CONCACAF aficionados have long watched the development of Joel Campbell with bated breath (what else are we supposed to do?). The Costa Rican international has routinely punished the United States in international competition, and he seemed to come of age at the 2014 World Cup after scoring against Uruguay.
However, after (somewhat) signing for Arsenal as a 19-year-old in 2011 (he didn’t receive the proper work permit until 2013), Campbell has routinely failed to impress at club level (outside of Arsenal's Emirates Cup, of course).
A successful loan spell essentially means that in another, hypothetical reality, your parent club is so impressed by your performances that they purchase you in the transfer market. In actual reality, it means that your recall is celebrated like a new signing. That’s never been the case with Campbell.
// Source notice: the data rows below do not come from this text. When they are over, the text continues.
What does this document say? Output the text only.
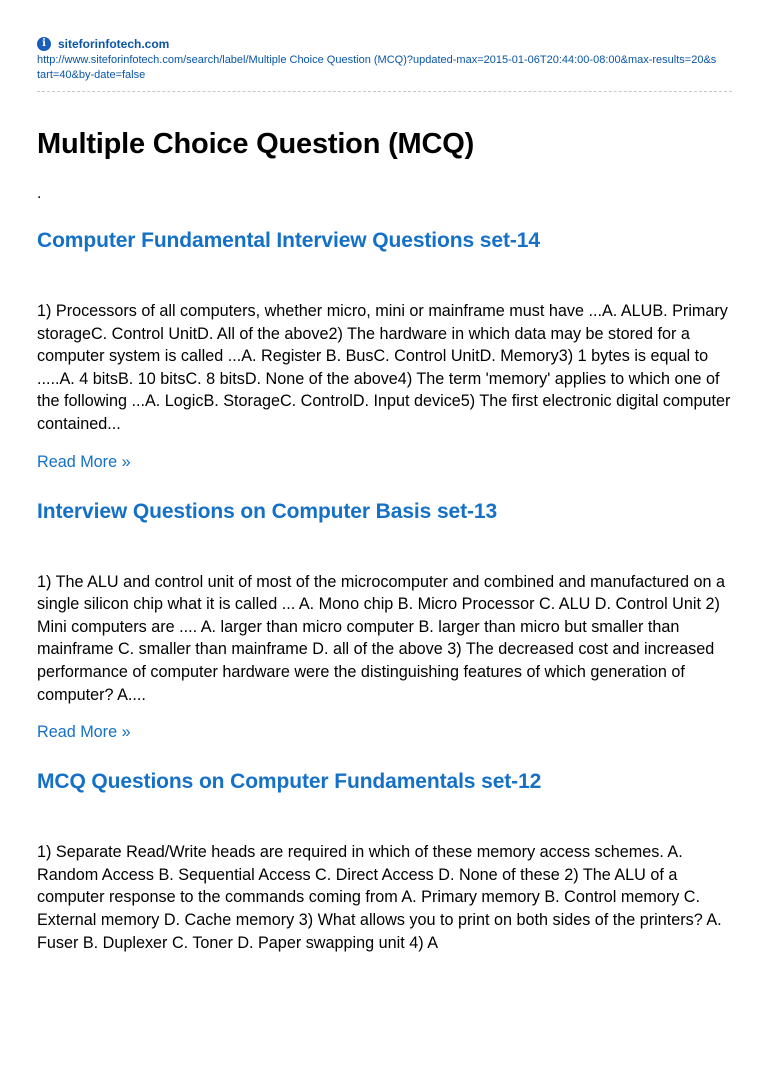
i	siteforinfotech.com
http://www.siteforinfotech.com/search/label/Multiple Choice Question (MCQ)?updated-max=2015-01-06T20:44:00-08:00&max-results=20&start=40&by-date=false
Multiple Choice Question (MCQ)
.
Computer Fundamental Interview Questions set-14
1) Processors of all computers, whether micro, mini or mainframe must have ...A. ALUB. Primary storageC. Control UnitD. All of the above2) The hardware in which data may be stored for a computer system is called ...A. Register B. BusC. Control UnitD. Memory3) 1 bytes is equal to .....A. 4 bitsB. 10 bitsC. 8 bitsD. None of the above4) The term 'memory' applies to which one of the following ...A. LogicB. StorageC. ControlD. Input device5) The first electronic digital computer contained...
Read More »
Interview Questions on Computer Basis set-13
1) The ALU and control unit of most of the microcomputer and combined and manufactured on a single silicon chip what it is called ... A. Mono chip B. Micro Processor C. ALU D. Control Unit 2) Mini computers are .... A. larger than micro computer B. larger than micro but smaller than mainframe C. smaller than mainframe D. all of the above 3) The decreased cost and increased performance of computer hardware were the distinguishing features of which generation of computer? A....
Read More »
MCQ Questions on Computer Fundamentals set-12
1) Separate Read/Write heads are required in which of these memory access schemes. A. Random Access B. Sequential Access C. Direct Access D. None of these 2) The ALU of a computer response to the commands coming from A. Primary memory B. Control memory C. External memory D. Cache memory 3) What allows you to print on both sides of the printers? A. Fuser B. Duplexer C. Toner D. Paper swapping unit 4) A
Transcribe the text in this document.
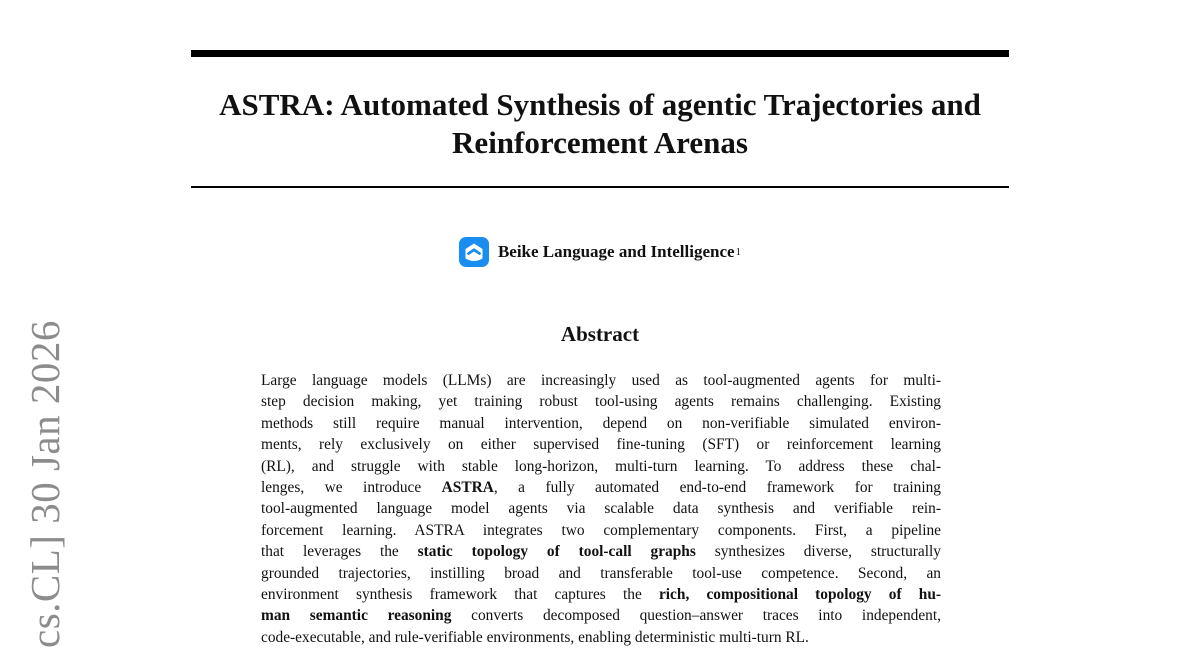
cs.CL] 30 Jan 2026
ASTRA: Automated Synthesis of agentic Trajectories and
Reinforcement Arenas
Beike Language and Intelligence 1
Abstract
Large language models (LLMs) are increasingly used as tool-augmented agents for multi-
step decision making, yet training robust tool-using agents remains challenging. Existing
methods still require manual intervention, depend on non-verifiable simulated environ-
ments, rely exclusively on either supervised fine-tuning (SFT) or reinforcement learning
(RL), and struggle with stable long-horizon, multi-turn learning. To address these chal-
lenges, we introduce ASTRA, a fully automated end-to-end framework for training
tool-augmented language model agents via scalable data synthesis and verifiable rein-
forcement learning. ASTRA integrates two complementary components. First, a pipeline
that leverages the static topology of tool-call graphs synthesizes diverse, structurally
grounded trajectories, instilling broad and transferable tool-use competence. Second, an
environment synthesis framework that captures the rich, compositional topology of hu-
man semantic reasoning converts decomposed question–answer traces into independent,
code-executable, and rule-verifiable environments, enabling deterministic multi-turn RL.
Campbell has been sent on loan on five occasions with Arsenal, sampling football in four different countries in the process. But stints in France (Lorient), Spain (Real Betis and Villarreal), Greece (Olympiakos) and Portugal (Sporting CP) have brought a return of 17 goals in 117 league matches. The forward hasn’t been spitting hot fire in Europe.
In that alternate, hypothetical reality, Campbell’s European performances wouldn’t have merited a second look from Arsenal. But he remains on the books there with his contract running for at least another year.
Now, it’s been reported that Campbell has told Arsenal that “he is reluctant to go out on another loan”, his sixth with the club. This puts Arsenal in a difficult place: while losing Campbell wouldn’t be detrimental whatsoever to Wenger’s plans, the club will be forced to accept an incredibly low offer for a 25-year-old that they’ve invested quite a lot in.
It’s within Campbell’s best interests to move on, especially with the World Cup looming, but it’d be a fittingly anti-climatic end to an Arsenal career that only Gooners and CONCACAF aficionados were ever aware of.